現在は、椎間板性腰痛症を対象とした臨床開発を進めている。椎間板性腰痛症の患部にNF-κBデコイオリゴDNA(開発コードAMG0103)を注射投与することによって、慢性腰痛に対する鎮痛効果とともに椎間板変性に対する進行抑制や修復を促す効果が期待される。新タイプの腰痛症治療薬として2018年2月より米国で後期第1相臨床試験(25症例、対象患者は32~70歳、平均年齢53.5歳)を実施し、全症例の投与後12ヶ月間におけるトップラインデータを2021年4月に発表した。

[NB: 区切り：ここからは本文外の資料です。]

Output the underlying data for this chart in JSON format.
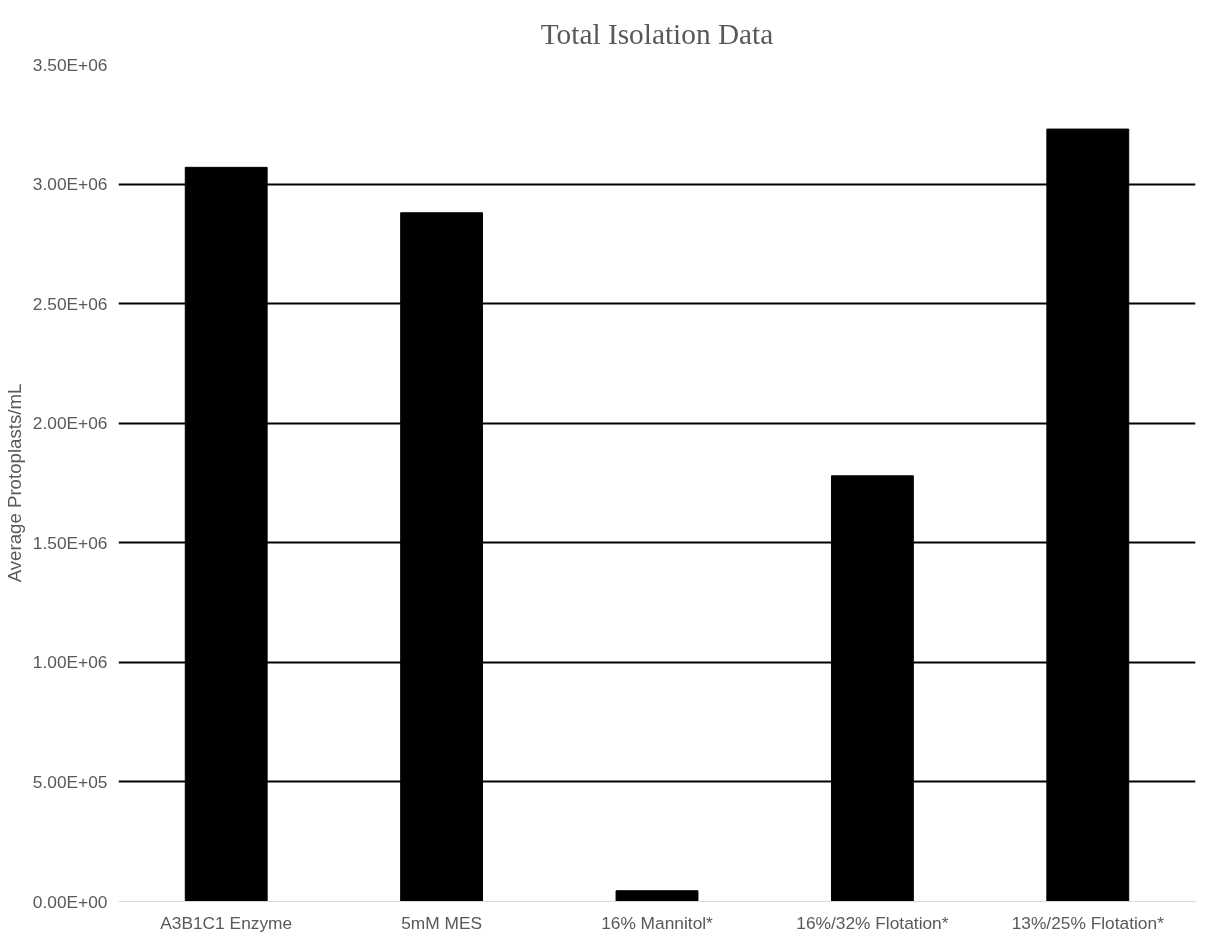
{
  "chart_data": {
    "type": "bar",
    "title": "Total Isolation Data",
    "ylabel": "Average Protoplasts/mL",
    "categories": [
      "A3B1C1 Enzyme",
      "5mM MES",
      "16% Mannitol*",
      "16%/32% Flotation*",
      "13%/25% Flotation*"
    ],
    "values": [
      3070000,
      2880000,
      45000,
      1780000,
      3230000
    ],
    "color": "#000000",
    "ylim": [
      0,
      3500000
    ],
    "yticks": [
      {
        "value": 0,
        "label": "0.00E+00"
      },
      {
        "value": 500000,
        "label": "5.00E+05"
      },
      {
        "value": 1000000,
        "label": "1.00E+06"
      },
      {
        "value": 1500000,
        "label": "1.50E+06"
      },
      {
        "value": 2000000,
        "label": "2.00E+06"
      },
      {
        "value": 2500000,
        "label": "2.50E+06"
      },
      {
        "value": 3000000,
        "label": "3.00E+06"
      },
      {
        "value": 3500000,
        "label": "3.50E+06"
      }
    ],
    "grid": "y"
  }
}
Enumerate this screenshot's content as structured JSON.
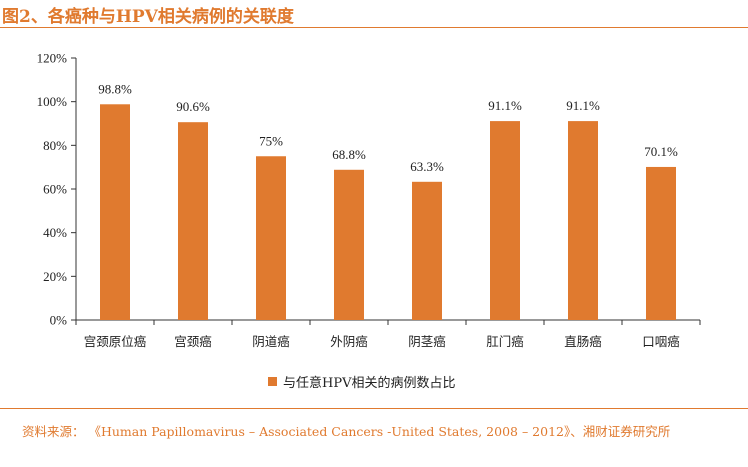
{
  "title": "图2、各癌种与HPV相关病例的关联度",
  "source": "资料来源：  《Human Papillomavirus – Associated Cancers -United States, 2008 – 2012》、湘财证券研究所",
  "colors": {
    "accent": "#e07a2f",
    "bar": "#e07a2f",
    "axis": "#333333"
  },
  "chart_data": {
    "type": "bar",
    "categories": [
      "宫颈原位癌",
      "宫颈癌",
      "阴道癌",
      "外阴癌",
      "阴茎癌",
      "肛门癌",
      "直肠癌",
      "口咽癌"
    ],
    "series": [
      {
        "name": "与任意HPV相关的病例数占比",
        "values": [
          98.8,
          90.6,
          75,
          68.8,
          63.3,
          91.1,
          91.1,
          70.1
        ],
        "labels": [
          "98.8%",
          "90.6%",
          "75%",
          "68.8%",
          "63.3%",
          "91.1%",
          "91.1%",
          "70.1%"
        ]
      }
    ],
    "y_ticks": [
      "0%",
      "20%",
      "40%",
      "60%",
      "80%",
      "100%",
      "120%"
    ],
    "ylim": [
      0,
      120
    ],
    "grid": false,
    "legend_position": "bottom"
  }
}
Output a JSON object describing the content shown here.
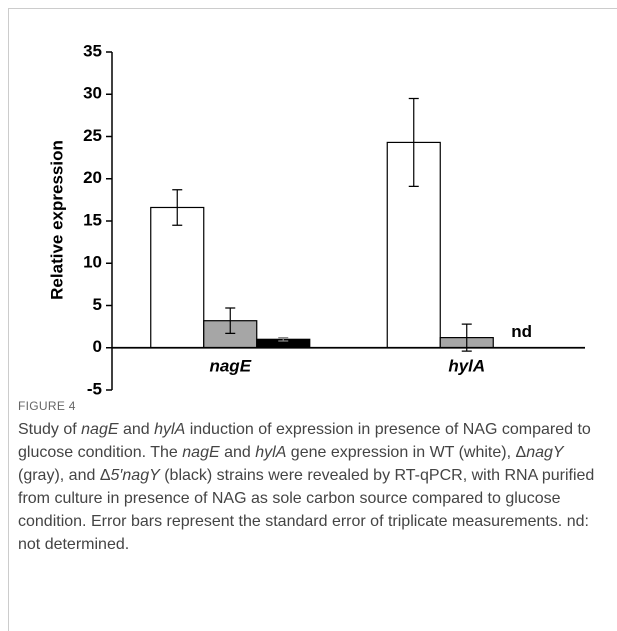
{
  "chart_data": {
    "type": "bar",
    "categories": [
      "nagE",
      "hylA"
    ],
    "series": [
      {
        "color": "#ffffff",
        "values": [
          16.6,
          24.3
        ],
        "errors": [
          2.1,
          5.2
        ]
      },
      {
        "color": "#a6a6a6",
        "values": [
          3.2,
          1.2
        ],
        "errors": [
          1.5,
          1.6
        ]
      },
      {
        "color": "#000000",
        "values": [
          1.0,
          null
        ],
        "errors": [
          0.2,
          null
        ]
      }
    ],
    "annotation": "nd",
    "y_label": "Relative expression",
    "ylim": [
      -5,
      35
    ],
    "yticks": [
      -5,
      0,
      5,
      10,
      15,
      20,
      25,
      30,
      35
    ],
    "grid": false
  },
  "caption": {
    "label": "FIGURE 4",
    "segments": [
      {
        "text": "Study of ",
        "italic": false
      },
      {
        "text": "nagE",
        "italic": true
      },
      {
        "text": " and ",
        "italic": false
      },
      {
        "text": "hylA",
        "italic": true
      },
      {
        "text": " induction of expression in presence of NAG compared to glucose condition. The ",
        "italic": false
      },
      {
        "text": "nagE",
        "italic": true
      },
      {
        "text": " and ",
        "italic": false
      },
      {
        "text": "hylA",
        "italic": true
      },
      {
        "text": " gene expression in WT (white), Δ",
        "italic": false
      },
      {
        "text": "nagY",
        "italic": true
      },
      {
        "text": " (gray), and Δ",
        "italic": false
      },
      {
        "text": "5′nagY",
        "italic": true
      },
      {
        "text": " (black) strains were revealed by RT-qPCR, with RNA purified from culture in presence of NAG as sole carbon source compared to glucose condition. Error bars represent the standard error of triplicate measurements. nd: not determined.",
        "italic": false
      }
    ]
  }
}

臨床試験はプラセボ対照無作為化二重盲検試験となり、「AMG0103」を椎間板内に単回注射投与し(0.3mg、3.0mg、10.0mgの3群に分類)、12ヶ月後までの経過観察を実施した。主要評価項目として忍容性と安全性を評価し、そのほか有効性の評価として腰痛の改善度、投与6ヶ月後の椎間板の高さの変化、患者自身の満足度の評価などを行った。発表資料によれば、12ヶ月間の観察期間を通じて重篤な有害事象は認められず高い安全性が確認されたこと、有効性についても10.0mg投与群では、投与後早期に腰痛が大幅に軽減し、腰痛の抑制効果も投与12ヶ月後まで継続したことが確認されたとしている。また、患者自身からも高い満足度が得られており、良好な結果が得られたものと同社では評価している。
治験責任医師からも、「AMG0103は素晴らしい安全性プロファイルを有し、12ヶ月にわたり腰痛を有意に軽減しており、慢性椎間板性腰痛症に苦しむ患者に対して画期的治療薬となる可能性があると考えています。さらに、腰痛の軽減に加えて、椎間板の高さを回復させる可能性が示唆されたことは注目に値します。」とのコメントを得ている。現在、慢性椎間板性腰痛症に関しては、一般療法としてステロイド注射(対処療法)が使用されることが多いが、同治療薬との比較においても同等以上の効果が得られたとしている。ステロイドが一時的な対処療法であるのに対してAMG0103は炎症を抑制する効果があり、その結果として腰痛の症状が改善することが理由と考えられる。
同社ではこの臨床試験結果を受けて、導出契約の交渉を進めるとともに今後の開発戦略を検討してきたが、2023年1月に国内で第2相臨床試験を実施する予定であることを発表した。国内にも慢性椎間板性腰痛の患者数は多く、事業性を見込めると判断した。既に医薬品医療機器総合機構(PMDA)との事前協議による治験プロトコルも固まったもようで、近々治験計画届を提出し2023年内にも開始できる見通しだ。有効性評価についての再現性を確認することが目的と見られる。なお、第2相臨床試験について塩野義製薬と協力に関する契約を締結している。価格面を考えると鎮痛効果だけでは既存治療法と差別化が難しいため、椎間板変性に対する進行抑制効果や修復促進効果などが確認できれば導出に向けて大きく前進するものと弊社では見ている。AMG0103の開発に成功すれば、慢性椎間板性腰痛症に使用される世界初の核酸医薬品となる可能性がある。